Between 1997 and 2002, Massachusetts saw a 10.2 percent decline of land in farms, from 577,637 acres in 1997 to 518,570 acres in 2002.1 While that trend has reversed, with the 2012 Census showing a small uptick in land in farms, to 523,517 acres or a nearly 1 percent increase, the number of acres in cropland – land that tends to be the most productive – has continued to decline, from 207,734 acres in 2002, to 187,406 acres in 2007, to 160,789 acres in 2012.2 The USDA Census of Agriculture does not indicate whether this land has been irretrievably lost to development, and USDA’s Natural Resources Inventory (NRI) conversion data is not available at the State level for recent years. An important first step related to this recommendation is better analysis and monitoring of farmland use and conversion patterns in the Commonwealth.
The decline in the Commonwealth’s agricultural land base, especially its cropland, threatens the industry’s viability. Indeed, competition among farmers for available farmland has increased, driving farmland prices up. Lack of access to affordable land is routinely cited by established and aspiring farmers alike as a primary challenge to entry and expansion.
Improving farm profitability is essential to slowing farmland conversion. So, too, is support for the State’s aging population of farmers and farmland owners, who could benefit from services around succession planning and, for those without a farm successor, assistance in finding a farmer able to purchase or lease the farm. For many retiring farmers the APR Program is an important option to tap into the equity in their land without selling it for development.
While Massachusetts has taken important steps to promote infill and compact development, the State’s antiquated zoning law is a stark exception. Zoning reform is needed, but must not result in a diminution of farmers’ equity or property value without compensation. State solar policies should distinguish between solar installations that result in the permanent loss of farmland and those with minimal long-term impacts on farmland, and distinguish between commercial solar development and development intended to meet a farm’s energy needs.
Better data, mapping, and analysis of the State’s farmland resources could better inform decisions around land use policies and investments. Some work has been done to identify lands suitable for agricultural production, but the findings are incomplete. Publicly owned general lands (State, county, and municipal) are underutilized for agriculture and have not been fully inventoried. Private landowners own a great deal of farmland that is underutilized or no longer in production. A better understanding of the amount of former farmland now classified as wetlands, and the potential environmental and economic impact of restoring some of that land to agriculture, could help inform any discussion around changes to the State Wetlands Protection Act (WPA).

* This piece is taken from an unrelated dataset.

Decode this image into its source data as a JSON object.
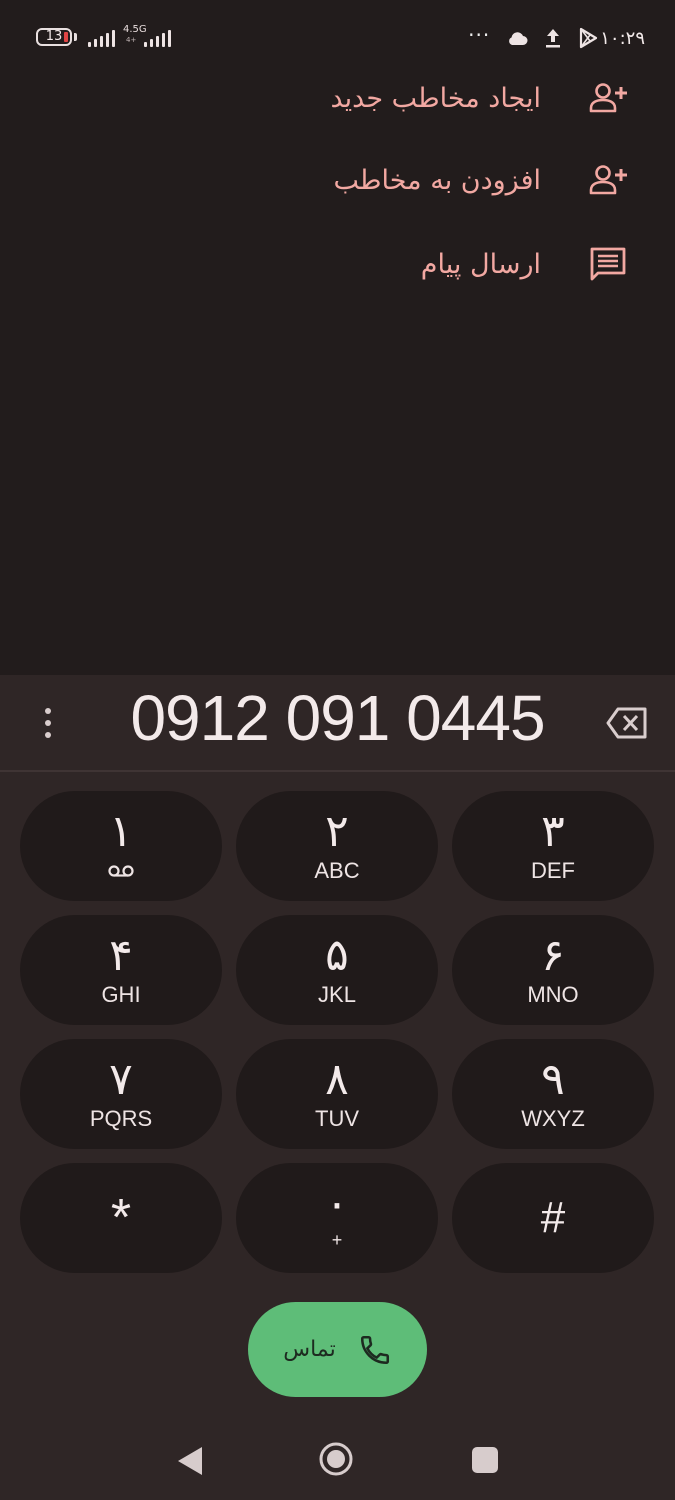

Access to land in urban and suburban areas can be particularly challenging and expensive. There are often a myriad of local regulations and permitting issues a farmer has to navigate, including zoning bylaws or other regulations that specifically prohibit various farming practices. Municipal officials can lack the familiarity or know-how to deal with urban farming, or believe that the challenges of siting farms on urban land outweigh the benefits. Rooftop food production can be especially challenging; while gaining in prevalence, rooftop farming and gardening is still an emerging sector that requires more investment, research, and education.
Current State farmland programs are not designed for the typically smaller parcel size of urban farms. For instance, both the APR Program and Chapter 61A require a minimum parcel size of 5 acres. Consequently, urban farmers cannot access the tax relief provided by 61A or use the APR program to permanently protect urban farmland. Urban-specific tax incentives or abatements would be useful to encourage the use of vacant land for community gardens.
Community land trusts could be a means for providing access to land for farming in urban settings. Community land trusts are nonprofit, community-based corporations with a place-based membership and commitment to the use and stewardship of land on behalf of the local population. Community land trusts usually retain ownership of land and lease it to individuals or organizations who own the improvements they make upon the land.
As defined under M.G.L. c. 23A section 3A, Gateway Cities are midsize urban centers that anchor regional economies and for which industry was a primary driver of their economic and workforce resilience. These cities have many assets with unrealized potential, such as vacant land with existing infrastructure and strong connections to transportation networks. As such, these cities may be prime locations for focusing redevelopment of vacant land for urban farms or community gardens.